LiDAR (an acronym for Light Detection and Ranging) is increasingly becoming a powerful tool for understanding Earth surface processes. Modern LiDAR instruments can pulse at tens of thousands of times per second, producing “point clouds” of millions of individual georeferenced x-y-z points. LiDAR instruments can be mounted on ground-based (tripod) or airborne platforms.

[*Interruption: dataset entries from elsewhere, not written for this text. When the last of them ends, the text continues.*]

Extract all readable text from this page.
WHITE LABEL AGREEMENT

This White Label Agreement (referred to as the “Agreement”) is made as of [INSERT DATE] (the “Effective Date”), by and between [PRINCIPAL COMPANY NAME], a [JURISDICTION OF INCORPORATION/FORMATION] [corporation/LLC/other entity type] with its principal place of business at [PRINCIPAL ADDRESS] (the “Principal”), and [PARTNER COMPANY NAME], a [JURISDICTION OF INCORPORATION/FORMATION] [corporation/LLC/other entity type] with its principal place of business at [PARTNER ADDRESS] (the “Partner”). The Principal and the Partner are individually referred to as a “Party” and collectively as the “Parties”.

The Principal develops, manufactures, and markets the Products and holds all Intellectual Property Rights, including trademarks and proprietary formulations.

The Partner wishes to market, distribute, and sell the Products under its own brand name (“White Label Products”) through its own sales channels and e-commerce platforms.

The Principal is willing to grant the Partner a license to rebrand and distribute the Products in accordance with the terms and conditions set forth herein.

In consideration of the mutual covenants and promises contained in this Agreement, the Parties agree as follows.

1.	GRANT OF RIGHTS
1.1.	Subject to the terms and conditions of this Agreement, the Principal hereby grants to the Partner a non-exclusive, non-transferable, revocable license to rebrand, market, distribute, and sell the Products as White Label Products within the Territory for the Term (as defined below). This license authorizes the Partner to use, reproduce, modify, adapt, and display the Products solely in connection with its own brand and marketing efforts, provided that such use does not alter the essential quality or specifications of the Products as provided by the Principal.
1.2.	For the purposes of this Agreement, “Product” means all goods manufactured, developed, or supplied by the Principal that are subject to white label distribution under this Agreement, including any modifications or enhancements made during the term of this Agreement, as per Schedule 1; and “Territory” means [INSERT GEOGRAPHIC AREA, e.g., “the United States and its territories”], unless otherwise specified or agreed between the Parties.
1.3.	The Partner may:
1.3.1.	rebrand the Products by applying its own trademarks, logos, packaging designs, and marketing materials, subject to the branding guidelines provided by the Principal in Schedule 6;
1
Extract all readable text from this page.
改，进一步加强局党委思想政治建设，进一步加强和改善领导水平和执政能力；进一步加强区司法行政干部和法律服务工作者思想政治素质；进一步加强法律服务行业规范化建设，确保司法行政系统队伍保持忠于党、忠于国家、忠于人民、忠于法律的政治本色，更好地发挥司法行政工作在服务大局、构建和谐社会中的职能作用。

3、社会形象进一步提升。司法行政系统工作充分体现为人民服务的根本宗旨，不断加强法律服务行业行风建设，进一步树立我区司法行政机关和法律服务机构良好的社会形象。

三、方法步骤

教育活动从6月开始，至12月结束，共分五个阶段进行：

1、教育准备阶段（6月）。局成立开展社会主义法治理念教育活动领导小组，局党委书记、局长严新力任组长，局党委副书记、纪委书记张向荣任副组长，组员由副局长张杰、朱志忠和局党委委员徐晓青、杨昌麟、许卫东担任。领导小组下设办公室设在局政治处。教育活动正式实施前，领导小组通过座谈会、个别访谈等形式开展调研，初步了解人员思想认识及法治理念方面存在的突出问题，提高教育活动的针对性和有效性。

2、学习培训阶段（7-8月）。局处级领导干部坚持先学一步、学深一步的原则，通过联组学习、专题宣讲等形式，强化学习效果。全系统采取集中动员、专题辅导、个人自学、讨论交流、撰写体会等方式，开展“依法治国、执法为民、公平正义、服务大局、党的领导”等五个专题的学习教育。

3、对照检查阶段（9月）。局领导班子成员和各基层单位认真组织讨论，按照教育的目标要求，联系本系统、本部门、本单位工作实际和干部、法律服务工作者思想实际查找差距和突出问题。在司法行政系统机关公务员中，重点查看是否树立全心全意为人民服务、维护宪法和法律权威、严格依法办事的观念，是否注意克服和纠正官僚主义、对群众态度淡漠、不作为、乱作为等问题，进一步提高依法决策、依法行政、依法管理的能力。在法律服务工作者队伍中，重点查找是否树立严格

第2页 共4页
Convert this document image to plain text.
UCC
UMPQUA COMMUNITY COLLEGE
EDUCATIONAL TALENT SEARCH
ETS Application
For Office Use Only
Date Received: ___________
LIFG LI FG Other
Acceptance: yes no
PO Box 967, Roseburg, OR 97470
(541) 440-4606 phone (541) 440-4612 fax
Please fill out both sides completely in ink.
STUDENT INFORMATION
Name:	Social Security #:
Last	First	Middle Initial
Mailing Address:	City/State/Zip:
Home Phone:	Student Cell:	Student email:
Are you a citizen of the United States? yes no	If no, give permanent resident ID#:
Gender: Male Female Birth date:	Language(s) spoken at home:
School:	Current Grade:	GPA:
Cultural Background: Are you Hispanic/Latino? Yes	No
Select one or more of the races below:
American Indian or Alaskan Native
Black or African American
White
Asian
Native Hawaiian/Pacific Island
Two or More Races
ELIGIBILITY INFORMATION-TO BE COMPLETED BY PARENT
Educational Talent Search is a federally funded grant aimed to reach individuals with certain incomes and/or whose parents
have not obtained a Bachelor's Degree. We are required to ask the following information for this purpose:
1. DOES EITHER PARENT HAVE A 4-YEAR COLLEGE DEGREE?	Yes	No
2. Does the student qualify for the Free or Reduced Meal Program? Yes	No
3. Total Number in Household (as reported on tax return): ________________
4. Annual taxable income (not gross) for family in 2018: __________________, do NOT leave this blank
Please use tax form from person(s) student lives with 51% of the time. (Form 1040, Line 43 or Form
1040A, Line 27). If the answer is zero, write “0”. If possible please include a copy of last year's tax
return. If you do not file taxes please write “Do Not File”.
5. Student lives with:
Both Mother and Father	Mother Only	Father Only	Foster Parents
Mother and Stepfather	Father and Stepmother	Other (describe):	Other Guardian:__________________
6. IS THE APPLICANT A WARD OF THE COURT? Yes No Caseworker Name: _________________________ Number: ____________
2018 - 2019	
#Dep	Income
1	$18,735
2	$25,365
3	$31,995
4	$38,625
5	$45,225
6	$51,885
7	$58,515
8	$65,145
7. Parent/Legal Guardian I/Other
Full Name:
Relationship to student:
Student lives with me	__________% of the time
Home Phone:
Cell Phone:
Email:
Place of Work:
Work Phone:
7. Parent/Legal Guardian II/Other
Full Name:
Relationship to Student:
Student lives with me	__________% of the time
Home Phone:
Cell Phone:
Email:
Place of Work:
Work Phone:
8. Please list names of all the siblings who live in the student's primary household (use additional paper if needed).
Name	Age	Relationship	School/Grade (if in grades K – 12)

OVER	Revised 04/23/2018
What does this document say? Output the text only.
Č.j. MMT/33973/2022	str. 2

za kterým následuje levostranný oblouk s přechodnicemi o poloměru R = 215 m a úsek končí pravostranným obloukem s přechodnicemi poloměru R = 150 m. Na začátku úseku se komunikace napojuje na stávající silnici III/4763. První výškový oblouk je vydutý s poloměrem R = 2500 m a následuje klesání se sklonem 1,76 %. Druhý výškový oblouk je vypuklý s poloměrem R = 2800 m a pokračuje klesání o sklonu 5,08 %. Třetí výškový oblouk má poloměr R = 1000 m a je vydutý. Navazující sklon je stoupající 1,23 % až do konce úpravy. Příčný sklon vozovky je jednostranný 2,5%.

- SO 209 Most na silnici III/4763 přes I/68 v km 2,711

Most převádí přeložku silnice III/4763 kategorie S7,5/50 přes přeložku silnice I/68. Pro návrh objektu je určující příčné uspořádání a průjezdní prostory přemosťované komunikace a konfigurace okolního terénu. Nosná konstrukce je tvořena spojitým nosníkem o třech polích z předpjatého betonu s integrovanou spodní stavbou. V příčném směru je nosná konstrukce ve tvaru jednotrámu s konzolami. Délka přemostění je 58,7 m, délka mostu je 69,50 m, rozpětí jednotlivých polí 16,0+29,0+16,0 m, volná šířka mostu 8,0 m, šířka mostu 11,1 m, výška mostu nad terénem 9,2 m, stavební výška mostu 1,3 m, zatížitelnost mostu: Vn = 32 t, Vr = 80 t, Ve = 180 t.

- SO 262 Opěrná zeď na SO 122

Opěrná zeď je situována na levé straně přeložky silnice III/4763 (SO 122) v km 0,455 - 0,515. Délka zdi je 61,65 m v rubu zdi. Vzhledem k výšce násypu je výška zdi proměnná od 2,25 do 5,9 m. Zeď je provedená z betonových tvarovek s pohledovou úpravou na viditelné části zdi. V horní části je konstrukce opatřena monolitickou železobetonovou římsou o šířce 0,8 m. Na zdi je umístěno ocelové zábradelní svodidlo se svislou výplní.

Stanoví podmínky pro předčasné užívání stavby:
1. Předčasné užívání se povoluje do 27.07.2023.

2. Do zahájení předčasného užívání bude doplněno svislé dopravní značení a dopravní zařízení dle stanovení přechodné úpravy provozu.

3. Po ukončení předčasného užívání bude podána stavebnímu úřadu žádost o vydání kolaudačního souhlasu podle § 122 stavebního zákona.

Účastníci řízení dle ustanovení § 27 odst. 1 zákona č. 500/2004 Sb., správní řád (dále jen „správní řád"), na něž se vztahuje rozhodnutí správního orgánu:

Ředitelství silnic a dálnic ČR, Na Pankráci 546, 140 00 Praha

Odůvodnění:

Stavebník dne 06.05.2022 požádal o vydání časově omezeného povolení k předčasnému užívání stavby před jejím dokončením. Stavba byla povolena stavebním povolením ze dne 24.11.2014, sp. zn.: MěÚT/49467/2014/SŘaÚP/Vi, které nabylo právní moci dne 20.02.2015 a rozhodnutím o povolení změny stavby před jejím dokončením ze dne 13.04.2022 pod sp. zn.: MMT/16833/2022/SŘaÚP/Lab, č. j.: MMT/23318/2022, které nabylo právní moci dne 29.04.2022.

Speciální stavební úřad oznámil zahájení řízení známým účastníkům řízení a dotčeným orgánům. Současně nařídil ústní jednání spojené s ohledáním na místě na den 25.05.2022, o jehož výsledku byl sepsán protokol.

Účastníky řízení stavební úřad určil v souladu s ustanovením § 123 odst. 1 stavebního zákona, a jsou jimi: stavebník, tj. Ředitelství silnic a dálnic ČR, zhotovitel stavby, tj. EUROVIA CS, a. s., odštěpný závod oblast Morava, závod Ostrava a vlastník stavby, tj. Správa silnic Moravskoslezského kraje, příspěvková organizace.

A project funded by the U.S. Geological Survey examined the hypothesis that hydrothermal alteration patterns in rocks (such as those shown below near the Bingham Canyon mining district of the Oquirrh Mountains can be detected using airborne LiDAR.
Airborne LiDAR shows a number of very subtle features of the Jordan River system between Utah Lake and the Great Salt Lake of Utah.
The detail possible with ground-based LiDAR is evident from this photo and point cloud from the Goggin Canal area adjacent to the Great Salt Lake Lake
Landslides along the Wasatch Front have been studied with both airborne and ground-based LiDAR surveys.
A preliminary ground-based LiDAR survey of selected in Bryce Canyon has been undertaken to understand erosional processes in that spectacular landscape.
Drone technology represents another cutting edge method for studying surface geology. Preliminary imaging of hoodoos in southern Utah and the Green River Formation in eastern Utah has been undertaken and a number of future projects are in the planning stages.